Marcus Waugh grew up dreaming of one day playing in the National Football League.
That dream may still become reality for the former St. John’s Jesuit and University of Cincinnati standout.
Until then, Waugh is determined to make the most of playing a season of professional football as a member of the Arena Football League’s Chicago Rush franchise.
“I’ve always been a fan of just playing the game of football,” Waugh said. “If I had a dream, I always dreamed of playing fullback in the NFL, but I’m enjoying my time at linebacker with the Rush.”
The 5-foot-11, 250-pound rookie is making the most of the opportunity that came about after trying out for the team earlier this year. He’s gone from being a backup linebacker and backup fullback at the start of the season in March to becoming the Chicago franchise’s starting max linebacker.
There’s a certain level of responsibility that comes with playing linebacker in Chicago. It’s considered a sacred position in the Windy City, considering the likes of Dick Butkus, Mike Singletary and Brian Urlacher became household names for their physical and crowd-pleasing play for the Chicago Bears.
Waugh, whose primary responsibility is to put pressure on quarterbacks, has the opportunity to make his own mark with the Rush.
It’s a position Waugh feels comfortable being counted on as one of the team leaders, particularly on defense, during his first season in the AFL.
He has adjusted to playing in the indoor football league, which is played inside arenas normally used for sporting events such as basketball and ice hockey. Indoor football uses only eight players instead of 11 on offense and defense and the field is only 50 yards long compared to a normal 100-yard football field.
“It’s a totally different game,” Waugh said. “You have to adjust to the way you play.
“As max linebacker, I blitz on every play. I have no pass-coverage responsibilities.
“My job is to get sacks and tackles for losses.”
His work in the middle of the Rush’s defense through 16 contests has led to 29.5 tackles, including five for losses, and three sacks. He’s also intercepted a pass and recovered two fumbles.
“He’s got a tremendous game-time attitude, and when it’s game time, it seems he flips a switch and is ready,” Chicago Rush coach Bob McMillen said. “He’s the type of kids that wants to be the best.”
He’s carried the football 11 times for 36 yards as the Rush’s backup fullback, which calls for him to serve as an additional blocker on short-yardage plays.
Waugh has played on both sides of the football at St. John’s and Cincinnati. His skill set and willingness to be used on offense and defense is what caught the eye of the Rush coaches last winter.

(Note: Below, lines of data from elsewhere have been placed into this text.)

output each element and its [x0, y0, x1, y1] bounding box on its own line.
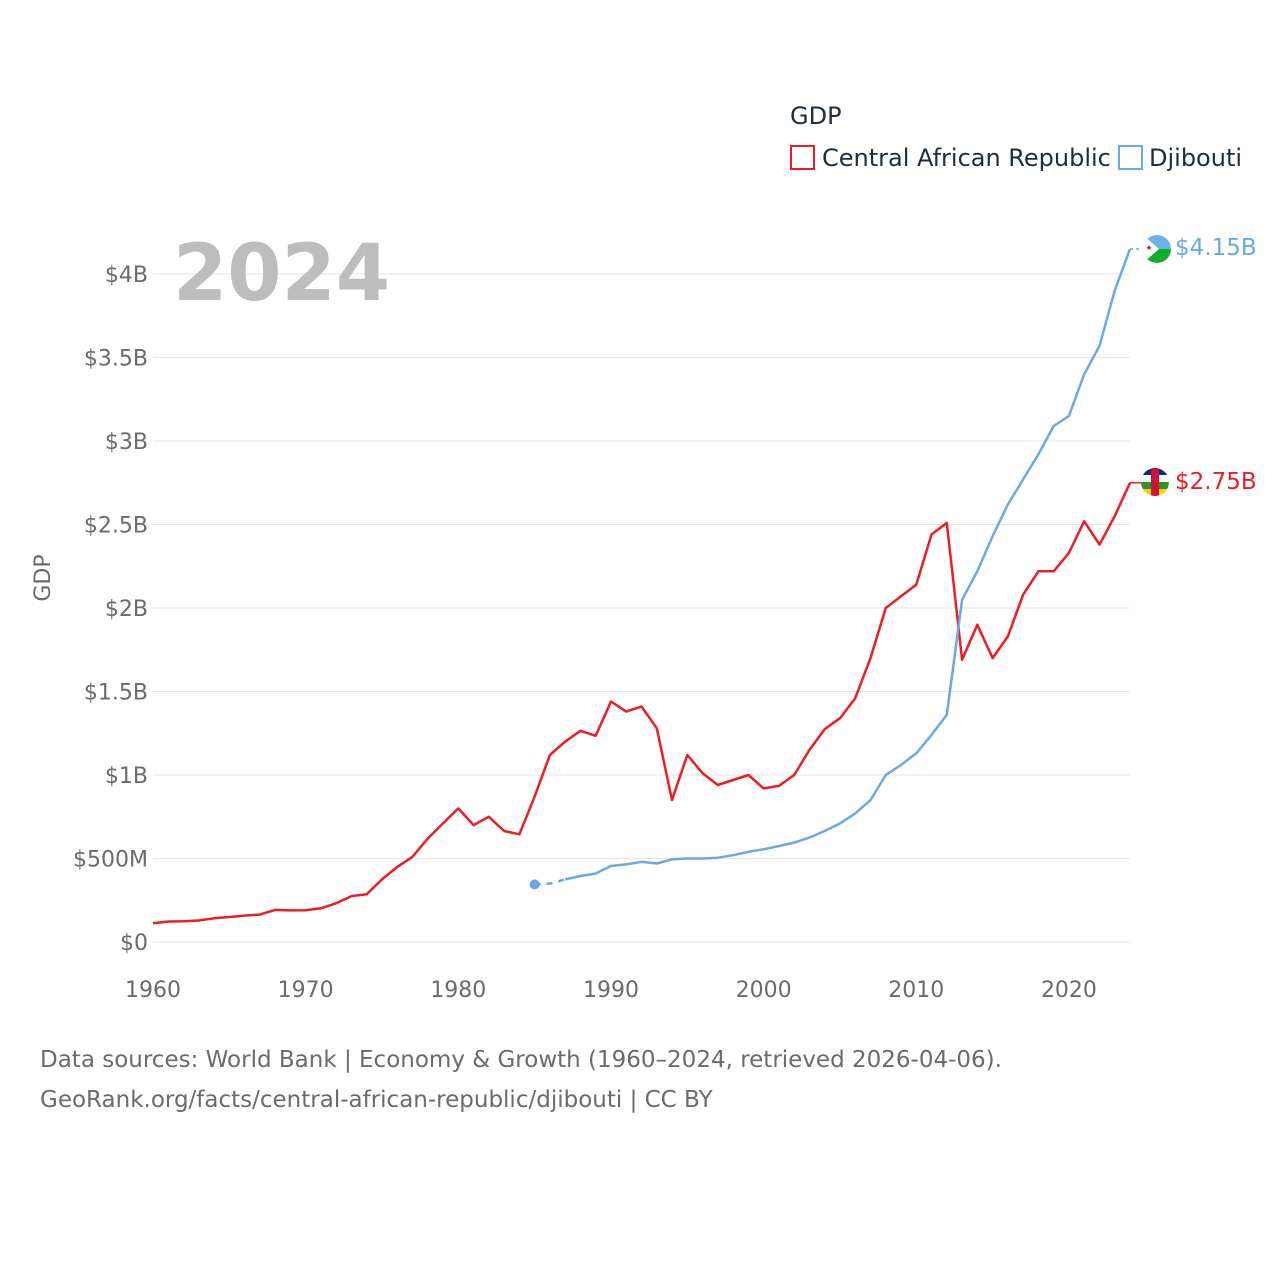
- year-label: 2024: [173, 229, 390, 319]
- y-tick-label-8: $4B: [105, 263, 148, 288]
- legend-label-djibouti: Djibouti: [1149, 144, 1242, 172]
- y-tick-label-6: $3B: [105, 430, 148, 455]
- series-line-central-african-republic: [152, 482, 1132, 925]
- y-tick-label-0: $0: [120, 931, 148, 956]
- y-tick-label-7: $3.5B: [84, 347, 148, 372]
- series-start-point-djibouti: [529, 879, 540, 890]
- y-tick-label-5: $2.5B: [84, 514, 148, 539]
- central-african-republic-flag-icon: [1141, 468, 1169, 496]
- x-axis-ticks: 1960 1970 1980 1990 2000 2010 2020: [125, 978, 1097, 1003]
- djibouti-flag-icon: [1143, 235, 1171, 263]
- series-line-djibouti-start-dash: [534, 878, 566, 886]
- grid-lines: [153, 273, 1130, 943]
- legend-title: GDP: [790, 102, 842, 130]
- y-axis-ticks: $0 $500M $1B $1.5B $2B $2.5B $3B $3.5B $4B: [73, 263, 148, 956]
- legend-label-central-african-republic: Central African Republic: [822, 144, 1111, 172]
- x-tick-label-3: 1990: [583, 978, 639, 1003]
- legend-swatch-djibouti: [1118, 145, 1143, 170]
- x-tick-label-4: 2000: [736, 978, 792, 1003]
- legend: GDP Central African Republic Djibouti: [790, 102, 1242, 172]
- y-tick-label-2: $1B: [105, 764, 148, 789]
- x-tick-label-2: 1980: [430, 978, 486, 1003]
- y-tick-label-4: $2B: [105, 597, 148, 622]
- x-tick-label-5: 2010: [888, 978, 944, 1003]
- x-tick-label-0: 1960: [125, 978, 181, 1003]
- end-value-label-djibouti: $4.15B: [1175, 235, 1257, 261]
- y-axis-label: GDP: [31, 554, 56, 601]
- y-tick-label-1: $500M: [73, 848, 148, 873]
- source-attribution: Data sources: World Bank | Economy & Gro…: [40, 1040, 1002, 1120]
- y-tick-label-3: $1.5B: [84, 681, 148, 706]
- x-tick-label-6: 2020: [1041, 978, 1097, 1003]
- source-line-2[interactable]: GeoRank.org/facts/central-african-republ…: [40, 1087, 713, 1113]
- end-value-label-central-african-republic: $2.75B: [1175, 469, 1257, 495]
- legend-swatch-central-african-republic: [790, 145, 815, 170]
- x-tick-label-1: 1970: [278, 978, 334, 1003]
- series-line-djibouti: [564, 248, 1132, 881]
- source-line-1: Data sources: World Bank | Economy & Gro…: [40, 1047, 1002, 1073]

“It’s his versatility that sparked interest in him,” McMillen said. “To find a guy that can do both sides of the football, especially with the size of our teams, is a good thing.”
Waugh plays bigger than his physical frame. He may not be the tallest, strongest, or fastest, yet he’s made up for being undersized by how he approaches the game.
Whether at practice or in a game, McMillen is never concerned about finding his rookie linebacker not ready to perform.
“He comes to work with the right attitude, and he’s always ready to go,” McMillen said.
The Rush are among the AFL’s top teams and are preparing for the playoffs. It’s an opportunity for Waugh and his teammates to try and finish the season as AFL champions, something the Chicago franchise accomplished a few years back.
It’s also an opportunity for Waugh and his teammates to catch the eye of NFL scouts.
In the meantime Waugh is enjoying the moment.
“We always made the joke at Cincinnati, ‘We can’t work any 9-to-5,’” he said. “Everyone has a shelf-life, and I’m going to try and play this game as long as possible.”
Even if it’s not in his dream league.